We found a couple of issues (this is what tests are for). It seems that the routing refactor (which is ongoing) has probably caused this issue. What we have seen is requests with no reply, which points to routing or at least the network. We will now confirm this specifically. To resolve that, what we will do immediately is
1: We will stop this current TEST7 network for now.
2: Backport routing to latest stable + a few cherry picked fixes.
3. Randomise the bootstraping of clients. They were ddosing the seed nodes, basically as all nodes were bootstrapping from only the first few nodes, which was a bug.

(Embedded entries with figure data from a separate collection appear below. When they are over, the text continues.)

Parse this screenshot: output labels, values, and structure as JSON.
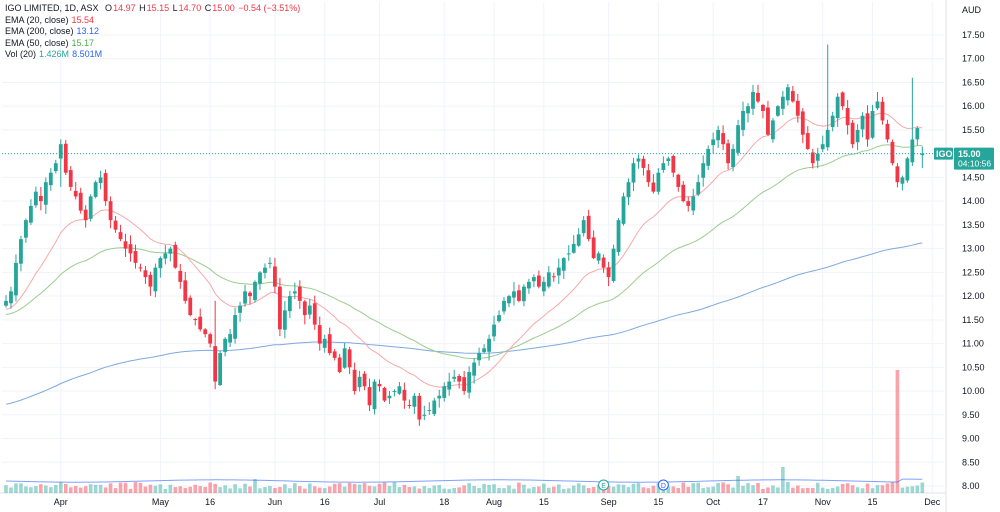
{
  "header": {
    "symbol_line": "IGO LIMITED, 1D, ASX",
    "open_label": "O",
    "open": "14.97",
    "high_label": "H",
    "high": "15.15",
    "low_label": "L",
    "low": "14.70",
    "close_label": "C",
    "close": "15.00",
    "change": "−0.54 (−3.51%)"
  },
  "indicators": [
    {
      "label": "EMA (20, close)",
      "value": "15.54",
      "color": "#f23645"
    },
    {
      "label": "EMA (200, close)",
      "value": "13.12",
      "color": "#2962ff"
    },
    {
      "label": "EMA (50, close)",
      "value": "15.17",
      "color": "#4caf50"
    }
  ],
  "volume": {
    "label": "Vol (20)",
    "value1": "1.426M",
    "value2": "8.501M",
    "color": "#26a69a",
    "color2": "#2962ff"
  },
  "currency": "AUD",
  "price_badge": {
    "ticker": "IGO",
    "price": "15.00",
    "countdown": "04:10:56"
  },
  "events": [
    {
      "label": "E",
      "date_index": 120
    },
    {
      "label": "D",
      "date_index": 132
    }
  ],
  "colors": {
    "up": "#26a69a",
    "down": "#f23645",
    "ema20": "#f7a9a9",
    "ema50": "#9ccc8f",
    "ema200": "#7fa8e0"
  },
  "chart_data": {
    "type": "candlestick",
    "title": "IGO LIMITED, 1D, ASX",
    "y_axis": {
      "ticks": [
        "8.00",
        "8.50",
        "9.00",
        "9.50",
        "10.00",
        "10.50",
        "11.00",
        "11.50",
        "12.00",
        "12.50",
        "13.00",
        "13.50",
        "14.00",
        "14.50",
        "15.00",
        "15.50",
        "16.00",
        "16.50",
        "17.00",
        "17.50"
      ],
      "range": [
        7.95,
        17.75
      ],
      "unit": "AUD"
    },
    "x_axis": {
      "ticks": [
        {
          "label": "Apr",
          "index": 11
        },
        {
          "label": "May",
          "index": 31
        },
        {
          "label": "16",
          "index": 41
        },
        {
          "label": "Jun",
          "index": 54
        },
        {
          "label": "16",
          "index": 64
        },
        {
          "label": "Jul",
          "index": 75
        },
        {
          "label": "18",
          "index": 88
        },
        {
          "label": "Aug",
          "index": 98
        },
        {
          "label": "15",
          "index": 108
        },
        {
          "label": "Sep",
          "index": 121
        },
        {
          "label": "15",
          "index": 131
        },
        {
          "label": "Oct",
          "index": 142
        },
        {
          "label": "17",
          "index": 152
        },
        {
          "label": "Nov",
          "index": 164
        },
        {
          "label": "15",
          "index": 174
        },
        {
          "label": "Dec",
          "index": 186
        }
      ]
    },
    "closes": [
      11.9,
      12.1,
      12.7,
      13.2,
      13.6,
      13.9,
      14.2,
      14.0,
      14.4,
      14.6,
      14.8,
      15.2,
      14.6,
      14.3,
      14.1,
      13.8,
      13.6,
      14.1,
      14.4,
      14.5,
      14.0,
      13.6,
      13.4,
      13.2,
      13.0,
      12.9,
      12.7,
      12.6,
      12.4,
      12.2,
      12.6,
      12.8,
      12.9,
      13.0,
      12.6,
      12.3,
      11.9,
      11.6,
      11.5,
      11.3,
      11.2,
      11.0,
      10.2,
      10.8,
      11.1,
      11.2,
      11.6,
      11.8,
      12.1,
      12.0,
      12.3,
      12.5,
      12.6,
      12.7,
      12.2,
      11.3,
      11.7,
      12.0,
      12.1,
      11.9,
      11.6,
      11.8,
      11.4,
      11.0,
      11.1,
      10.8,
      10.7,
      10.4,
      10.9,
      10.5,
      10.0,
      10.3,
      10.1,
      9.7,
      10.2,
      10.1,
      9.8,
      9.9,
      10.0,
      10.1,
      9.8,
      9.7,
      9.9,
      9.4,
      9.5,
      9.6,
      9.8,
      9.9,
      10.1,
      10.2,
      10.3,
      10.2,
      10.0,
      10.4,
      10.6,
      10.8,
      10.9,
      11.1,
      11.4,
      11.6,
      11.9,
      12.0,
      12.1,
      11.9,
      12.2,
      12.3,
      12.4,
      12.2,
      12.3,
      12.5,
      12.4,
      12.6,
      12.8,
      12.9,
      13.1,
      13.3,
      13.6,
      13.2,
      12.8,
      12.9,
      12.6,
      12.4,
      13.0,
      13.6,
      14.1,
      14.4,
      14.8,
      14.9,
      14.7,
      14.4,
      14.2,
      14.6,
      14.8,
      14.9,
      14.6,
      14.3,
      14.0,
      13.9,
      14.1,
      14.4,
      14.8,
      15.1,
      15.3,
      15.5,
      15.2,
      14.8,
      15.1,
      15.6,
      15.9,
      16.0,
      16.3,
      16.1,
      15.9,
      15.4,
      15.7,
      16.0,
      16.2,
      16.4,
      16.1,
      15.8,
      15.4,
      15.1,
      14.8,
      15.0,
      15.2,
      15.5,
      15.8,
      16.2,
      16.0,
      15.6,
      15.2,
      15.5,
      15.8,
      15.3,
      15.9,
      16.1,
      15.7,
      15.3,
      14.8,
      14.4,
      14.5,
      14.9,
      15.3,
      15.54,
      15.0
    ],
    "ema20_final": 15.54,
    "ema50_final": 15.17,
    "ema200_final": 13.12,
    "volume_final": 1.426,
    "volume_avg": 8.501,
    "last_price": 15.0
  }
}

So we will keep all the client code as is (it will need recompiled with crust/routing though) and continue to test the client code (safe_core/launcher/demo_app). I am happy about that as those guys worked through the night for this test to happen. They deserved their sleep.
So we will restart this network as TEST7b and not give out vaults initially. This will allow the test of all the new client code to continue. We will then issue vaults after a short time to just check this was a routing issue (With lots of smaller nodes).
As this happens it lets the team, who are mostly working in routing refactor to continue and get that completed and allow us to get the routing table changes and data chains in place much sooner. This is something we do not want to push back.
Life in the fast lane at the bleeding edge Seriously though we said we will roll out as fast and often as possible and we will continue to. It’s critical to success.
Thanks again folks , hopefully you will get the clients back today.